I was mainly trying to describe how I perceived relationships between crew members on a ship. Of course, I’ve always been with Deanna on the ships, but that almost gives me better perspective because I can see it all unfolding in front of me without being caught up in it.

Basically I said that relationships are almost guaranteed to happen on ships. Working 4-8 months on a cruise ship can be a little stressful at times, and lonely if you’re single…and VERY lonely if you’re not single but your significant other is not on the ship. This also means you’re surrounded by other crew who are going through the same stress meaning you have a major part of your life in common…you can both relate in understanding the stress. Add that to cheap drinks in the crew bar and boom…relationship.

That part is easy. Blue Man (and maybe that Office episode) come into play at the end of your contract…when you come back to real life.

If you haven’t seen Blue Man Group, you should. I’ve seen it at least four times and I love it. The Chicago theater also used to be on the way to the old ComedySportz theater so I would see this phenomenon all the time.

The Blue Man Group show is an experience that unifies the audience in that “We all just experience this together! We are all the same!” kind of way.

SPOILER ALERT

At the end of the show multiple rolls of slightly-stronger-than-toilet-paper are hit by air from fans and the paper makes its way toward the stage over the heads of the entire audience. It is a LOT of paper, covering the audience like a blanket. What? There is PAPER coming from the WALL! It is very exciting.

For whatever reason, about 75% of the audience gets compelled to wear the paper. Scarves, headbands, ties, belts, bandoleers, blindfold type masks…it is FUN! Just like relationships on a ship are fun. We’re all in the same boat (pun intended) together so these paper outfits are perfectly acceptable.

And then…the show is over. The audience leaves. A majority outside the theater waiting for cabs to whisk them out of this fanciful journey and back to the reality of their lives. Lives that don’t include most of the people in the audience. From an outside perspective the astute passerby may catch it…one person wistfully removes their paper headband.

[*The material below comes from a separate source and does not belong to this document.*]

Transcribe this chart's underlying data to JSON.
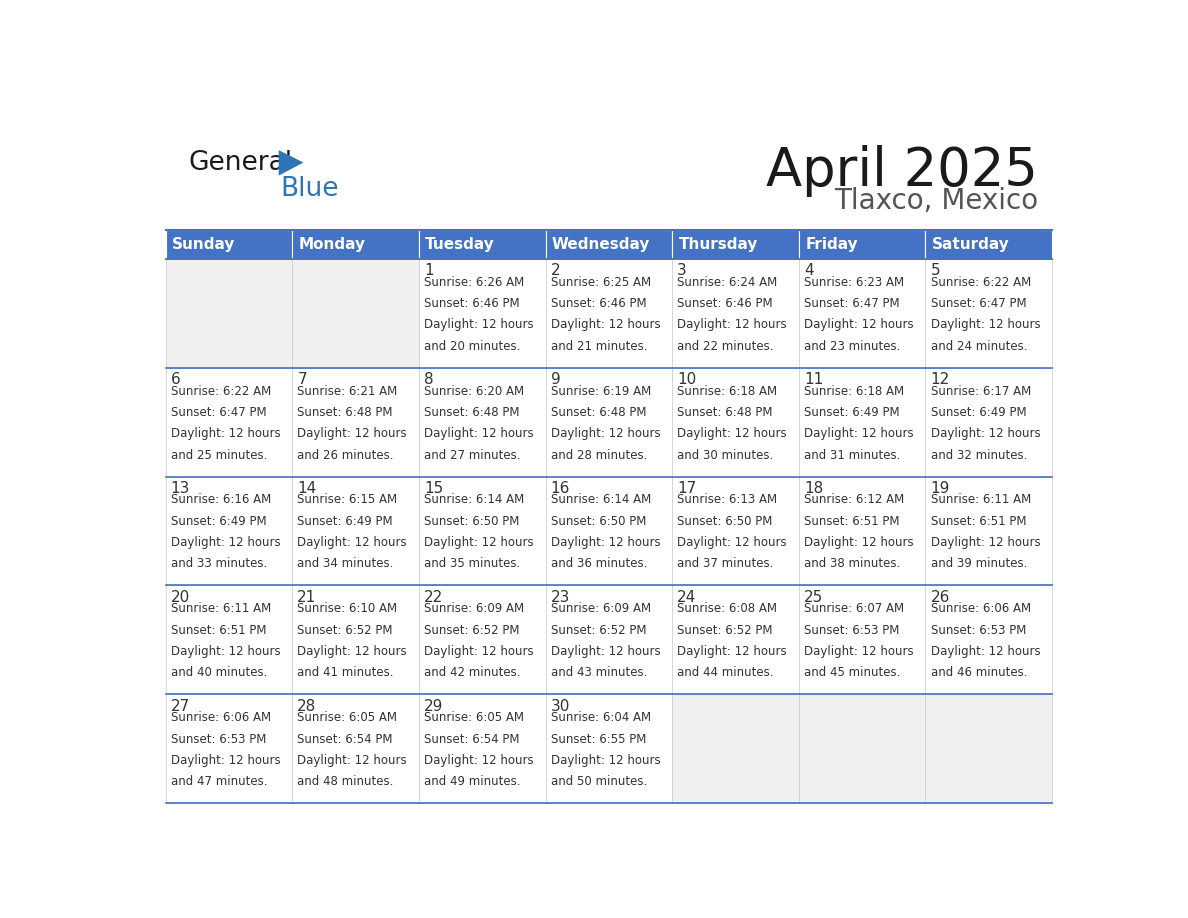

This might make someone else self-conscious…they undo their rough Windsor knot and a would-be tie finds its way to the trash.

My point being, when you’re in a relationship…ON a ship, and the ship is all you have in common you may be hit with the reality of a paper headband when you leave. Quickly going from “this is the best!” to “what the hell am I going to do with this thing?”

But sometimes…sometimes it was more than that. It relates to the Championship in that way for a lot of people this time around. As I put it while chatting, maybe it IS time to take off the headband, but this one might get folded up and put in a wooden box with a plastic-encased scorpion that my dad killed near my crib (as a baby, not near my “rapper house”), my great-grandfather’s fancy cigar lighter, and other memories. And instead of going with a few friends, we went with a field trip and actually knew more of the people that shared the experience.

Separate occasion…and more in line with The Office. The particular part of the episode I’m thinking of (spoiler alert?) is when Michael comes back, the office games stop, and Ryan almost instantly throws away his medal (a metal yogurt lid on a paperclip chain necklace). In his interview video he said he figured he could wait and throw it away later or just do it then. This is how I felt leaving the ship in Hawaii. We had a few leis that we had acquired. I only saved the one my dad made, and others were saved by Deanna. What am I going to do in real life with these?

I don’t have a great way of wrapping this one up. Sometimes paper is a memory in a box. Sometimes you wipe your butt with it.